Beyond ramping up takeovers, private equity firms are also turning to more creative ways to book gains in their funds when outright sales prove difficult or undesirable - including selling only partial stakes in companies that have performed well during the pandemic.

"We are seeing a lot of these transactions where sponsors are keeping a stake and rolling," said Christopher Blum, head of leveraged finance for North America at BNP Paribas. "They get to show a monetisation with the new valuation and keep that equity at work in a year when it's been difficult to invest."

Of course, traditional debt-funded dividends are still very much in vogue as well.

In July, KKR took a US$560 million payout from Epicor Software as part of a recapitalisation that made it easier for the company to be sold to Clayton Dubilier & Rice only a month later.

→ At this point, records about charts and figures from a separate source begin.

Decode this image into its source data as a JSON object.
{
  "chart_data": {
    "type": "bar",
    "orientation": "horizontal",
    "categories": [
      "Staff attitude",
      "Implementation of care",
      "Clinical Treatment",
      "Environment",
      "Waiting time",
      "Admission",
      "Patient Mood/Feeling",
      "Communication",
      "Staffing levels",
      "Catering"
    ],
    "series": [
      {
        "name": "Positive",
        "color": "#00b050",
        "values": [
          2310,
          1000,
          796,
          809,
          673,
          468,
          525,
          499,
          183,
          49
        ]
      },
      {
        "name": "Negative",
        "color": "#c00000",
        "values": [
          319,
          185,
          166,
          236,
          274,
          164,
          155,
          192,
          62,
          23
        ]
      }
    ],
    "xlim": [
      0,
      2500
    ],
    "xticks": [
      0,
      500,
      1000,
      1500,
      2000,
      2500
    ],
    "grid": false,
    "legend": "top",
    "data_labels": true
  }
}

And two weeks ago KKR took a dividend out of Internet Brands - the owners of web portals such as WebMD and Avvo - by saddling the company with US$400 million of additional debt.

In all, buyout firms have issued roughly US$30 billion of leveraged loans in the US market that included dividend payments in the use of proceeds since July, according to data compiled by Bloomberg.

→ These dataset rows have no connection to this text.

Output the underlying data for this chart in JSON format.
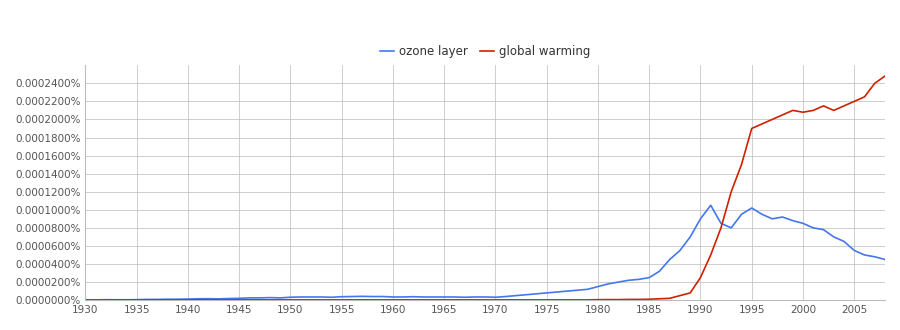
{
  "legend_labels": [
    "ozone layer",
    "global warming"
  ],
  "xlim": [
    1930,
    2008
  ],
  "ylim": [
    0,
    2.6e-06
  ],
  "xticks": [
    1930,
    1935,
    1940,
    1945,
    1950,
    1955,
    1960,
    1965,
    1970,
    1975,
    1980,
    1985,
    1990,
    1995,
    2000,
    2005
  ],
  "ytick_values": [
    0.0,
    2e-07,
    4e-07,
    6e-07,
    8e-07,
    1e-06,
    1.2e-06,
    1.4e-06,
    1.6e-06,
    1.8e-06,
    2e-06,
    2.2e-06,
    2.4e-06
  ],
  "ozone_layer": {
    "years": [
      1930,
      1931,
      1932,
      1933,
      1934,
      1935,
      1936,
      1937,
      1938,
      1939,
      1940,
      1941,
      1942,
      1943,
      1944,
      1945,
      1946,
      1947,
      1948,
      1949,
      1950,
      1951,
      1952,
      1953,
      1954,
      1955,
      1956,
      1957,
      1958,
      1959,
      1960,
      1961,
      1962,
      1963,
      1964,
      1965,
      1966,
      1967,
      1968,
      1969,
      1970,
      1971,
      1972,
      1973,
      1974,
      1975,
      1976,
      1977,
      1978,
      1979,
      1980,
      1981,
      1982,
      1983,
      1984,
      1985,
      1986,
      1987,
      1988,
      1989,
      1990,
      1991,
      1992,
      1993,
      1994,
      1995,
      1996,
      1997,
      1998,
      1999,
      2000,
      2001,
      2002,
      2003,
      2004,
      2005,
      2006,
      2007,
      2008
    ],
    "values": [
      2e-09,
      3e-09,
      5e-09,
      4e-09,
      4e-09,
      5e-09,
      8e-09,
      8e-09,
      1e-08,
      1e-08,
      1.2e-08,
      1.5e-08,
      1.6e-08,
      1.4e-08,
      1.8e-08,
      2e-08,
      2.5e-08,
      2.5e-08,
      2.8e-08,
      2.5e-08,
      3.2e-08,
      3.5e-08,
      3.5e-08,
      3.5e-08,
      3.2e-08,
      3.8e-08,
      4e-08,
      4.2e-08,
      4e-08,
      4e-08,
      3.5e-08,
      3.5e-08,
      3.8e-08,
      3.5e-08,
      3.5e-08,
      3.5e-08,
      3.5e-08,
      3.2e-08,
      3.5e-08,
      3.5e-08,
      3.2e-08,
      4e-08,
      5e-08,
      6e-08,
      7e-08,
      8e-08,
      9e-08,
      1e-07,
      1.1e-07,
      1.2e-07,
      1.5e-07,
      1.8e-07,
      2e-07,
      2.2e-07,
      2.3e-07,
      2.5e-07,
      3.2e-07,
      4.5e-07,
      5.5e-07,
      7e-07,
      9e-07,
      1.05e-06,
      8.5e-07,
      8e-07,
      9.5e-07,
      1.02e-06,
      9.5e-07,
      9e-07,
      9.2e-07,
      8.8e-07,
      8.5e-07,
      8e-07,
      7.8e-07,
      7e-07,
      6.5e-07,
      5.5e-07,
      5e-07,
      4.8e-07,
      4.5e-07
    ]
  },
  "global_warming": {
    "years": [
      1930,
      1931,
      1932,
      1933,
      1934,
      1935,
      1936,
      1937,
      1938,
      1939,
      1940,
      1941,
      1942,
      1943,
      1944,
      1945,
      1946,
      1947,
      1948,
      1949,
      1950,
      1951,
      1952,
      1953,
      1954,
      1955,
      1956,
      1957,
      1958,
      1959,
      1960,
      1961,
      1962,
      1963,
      1964,
      1965,
      1966,
      1967,
      1968,
      1969,
      1970,
      1971,
      1972,
      1973,
      1974,
      1975,
      1976,
      1977,
      1978,
      1979,
      1980,
      1981,
      1982,
      1983,
      1984,
      1985,
      1986,
      1987,
      1988,
      1989,
      1990,
      1991,
      1992,
      1993,
      1994,
      1995,
      1996,
      1997,
      1998,
      1999,
      2000,
      2001,
      2002,
      2003,
      2004,
      2005,
      2006,
      2007,
      2008
    ],
    "values": [
      2e-09,
      2e-09,
      2e-09,
      3e-09,
      3e-09,
      3e-09,
      3e-09,
      3e-09,
      3e-09,
      3e-09,
      3e-09,
      3e-09,
      3e-09,
      3e-09,
      3e-09,
      3e-09,
      3e-09,
      3e-09,
      3e-09,
      3e-09,
      3e-09,
      3e-09,
      3e-09,
      3e-09,
      3e-09,
      3e-09,
      3e-09,
      3e-09,
      3e-09,
      3e-09,
      3e-09,
      3e-09,
      3e-09,
      3e-09,
      3e-09,
      3e-09,
      3e-09,
      3e-09,
      3e-09,
      3e-09,
      3e-09,
      3e-09,
      3e-09,
      3e-09,
      3e-09,
      3e-09,
      3e-09,
      3e-09,
      3e-09,
      3e-09,
      5e-09,
      6e-09,
      6e-09,
      8e-09,
      8e-09,
      1e-08,
      1.5e-08,
      2e-08,
      5e-08,
      8e-08,
      2.5e-07,
      5e-07,
      8e-07,
      1.2e-06,
      1.5e-06,
      1.9e-06,
      1.95e-06,
      2e-06,
      2.05e-06,
      2.1e-06,
      2.08e-06,
      2.1e-06,
      2.15e-06,
      2.1e-06,
      2.15e-06,
      2.2e-06,
      2.25e-06,
      2.4e-06,
      2.48e-06
    ]
  },
  "background_color": "#ffffff",
  "grid_color": "#bbbbbb",
  "line_color_ozone": "#4477ee",
  "line_color_warming": "#cc2200",
  "tick_label_color": "#555555",
  "tick_fontsize": 7.5,
  "legend_fontsize": 8.5
}
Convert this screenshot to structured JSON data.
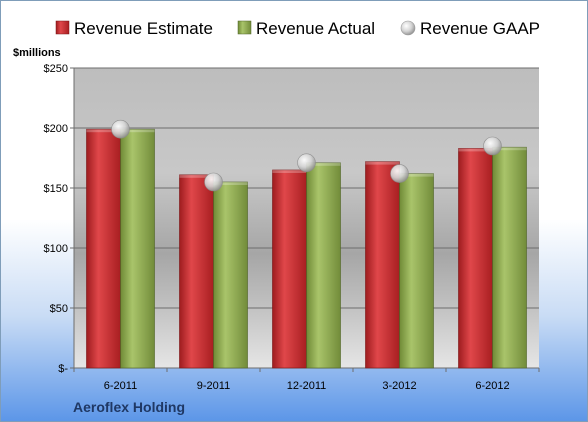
{
  "chart_data": {
    "type": "bar",
    "unit_label": "$millions",
    "company": "Aeroflex Holding",
    "categories": [
      "6-2011",
      "9-2011",
      "12-2011",
      "3-2012",
      "6-2012"
    ],
    "ylim": [
      0,
      250
    ],
    "yticks": [
      {
        "value": 0,
        "label": "$-"
      },
      {
        "value": 50,
        "label": "$50"
      },
      {
        "value": 100,
        "label": "$100"
      },
      {
        "value": 150,
        "label": "$150"
      },
      {
        "value": 200,
        "label": "$200"
      },
      {
        "value": 250,
        "label": "$250"
      }
    ],
    "grid": true,
    "legend_position": "top",
    "series": [
      {
        "name": "Revenue Estimate",
        "kind": "bar",
        "color": "#c0282c",
        "values": [
          199,
          161,
          165,
          172,
          183
        ]
      },
      {
        "name": "Revenue Actual",
        "kind": "bar",
        "color": "#8faa4e",
        "values": [
          199,
          155,
          171,
          162,
          184
        ]
      },
      {
        "name": "Revenue GAAP",
        "kind": "marker",
        "color": "#c8c8c8",
        "values": [
          199,
          155,
          171,
          162,
          185
        ]
      }
    ]
  }
}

Even if equity or debt markets claw back some of their recent gains, buyout firms can count on a deep pool of capital available from non-traditional sources going forward.

Blank-cheque companies that raise money through a public listing before they identify a merger target have become potential acquirers of companies that private equity firms may be willing to shed.

"There is a new buyer in town," said Mr Pulford. "We are seeing SPACs (special purpose acquisition company) becoming buyers of portfolio companies and that is creating an additional source of capital in the exit market."

The vast amount of cash amassed by direct lenders could also come to the rescue of private equity if funding in the broadly-syndicated debt markets dries up.

For now, however, competition among lenders to finance buyouts is so intense that private equity barons are getting financing on terms that are in line with or even better than those before the Covid-19 outbreak.

Leverage ratios have surpassed six-times a measure of adjusted earnings in the last three months, according to Covenant Review. Meanwhile, bankers are taking more risk to underwrite LBOs by reducing the amount of wiggle room they have to sell the debt to investors.

"There's a lot of private equity money on the sidelines and lots of demand for high-yield debt," said Gershon Distenfeld, co-head of fixed income at AllianceBernstein. "We are getting set up for another LBO cycle."